The Bottom
For a very brief period of my life, I wrote about popular music. I lived in Houston and attended the university of the same name. It coincided with the rise of several eventually famous artists, and one of them was ZZ Top. Their second album had just come out, I’d seen them live at local venues, and liked their sound. I thought they deserved a profile in the newspaper’s Sunday supplement. It was arranged, and that’s how I met Dusty Hill, who passed away this week.
This is not a story of a friendship. Back then journalists didn’t befriend their subjects. While I was still writing and frequenting clubs, however, I’d see Dusty and Frank Beard their drummer, usually together, drinking a beer in a quiet corner and we’d talk.
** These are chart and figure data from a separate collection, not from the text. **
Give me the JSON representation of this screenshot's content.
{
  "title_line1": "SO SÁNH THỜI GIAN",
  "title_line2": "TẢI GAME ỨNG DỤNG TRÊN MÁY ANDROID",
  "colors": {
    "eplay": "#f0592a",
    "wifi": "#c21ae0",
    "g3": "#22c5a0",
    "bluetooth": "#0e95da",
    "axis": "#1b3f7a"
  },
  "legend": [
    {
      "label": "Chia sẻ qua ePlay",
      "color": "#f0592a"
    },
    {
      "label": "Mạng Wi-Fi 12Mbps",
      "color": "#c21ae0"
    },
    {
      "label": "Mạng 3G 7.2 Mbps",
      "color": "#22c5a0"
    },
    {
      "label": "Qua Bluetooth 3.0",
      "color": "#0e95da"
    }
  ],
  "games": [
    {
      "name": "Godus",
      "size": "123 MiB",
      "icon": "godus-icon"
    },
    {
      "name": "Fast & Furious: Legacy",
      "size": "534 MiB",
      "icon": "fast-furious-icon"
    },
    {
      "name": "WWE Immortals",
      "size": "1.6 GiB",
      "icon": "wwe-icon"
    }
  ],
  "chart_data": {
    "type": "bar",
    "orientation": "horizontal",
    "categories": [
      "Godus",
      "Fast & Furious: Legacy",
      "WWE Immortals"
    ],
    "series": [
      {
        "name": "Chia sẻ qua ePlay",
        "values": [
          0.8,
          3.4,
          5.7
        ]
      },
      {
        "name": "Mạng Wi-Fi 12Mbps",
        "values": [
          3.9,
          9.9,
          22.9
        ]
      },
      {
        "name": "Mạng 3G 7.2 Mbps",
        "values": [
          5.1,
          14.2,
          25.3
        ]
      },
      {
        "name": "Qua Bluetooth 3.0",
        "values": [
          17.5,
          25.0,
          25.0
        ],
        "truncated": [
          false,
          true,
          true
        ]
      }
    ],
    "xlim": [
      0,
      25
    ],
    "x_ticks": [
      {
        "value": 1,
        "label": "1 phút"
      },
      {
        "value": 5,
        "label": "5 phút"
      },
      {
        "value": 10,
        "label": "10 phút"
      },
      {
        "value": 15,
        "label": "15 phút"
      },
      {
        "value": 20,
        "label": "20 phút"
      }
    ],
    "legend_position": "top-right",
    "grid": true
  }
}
The last time I saw them was backstage at a show in Rice Stadium. After that they were bad and nationwide and my career went in a different direction, too. I ran across a trace of Dusty many years later when I was playing a round of golf at local course in a Houston suburb and someone said, that’s Dusty Hill’s house. It made me feel good, for some reason, that he’d managed to survive the rock and roll lifestyle and become a suburban dad.
It likewise makes me glad, even in the sorrow of his passing, that he died in his sleep at home rather than some seedy hotel on the outskirts of town with a hooker at his side and a speedball in his arm. A small life victory, I guess. Meanwhile, he leaves behind a nice musical legacy that I share with my oldest son who called to talk to me after Dusty passed. We talked about their shows we’d seen, alone and together, and how their songs were part of our family soundtrack. And now I think I’ll put on Blue Jean Blues because there’s a really mournful note at the end of the song, that I need to hear right now.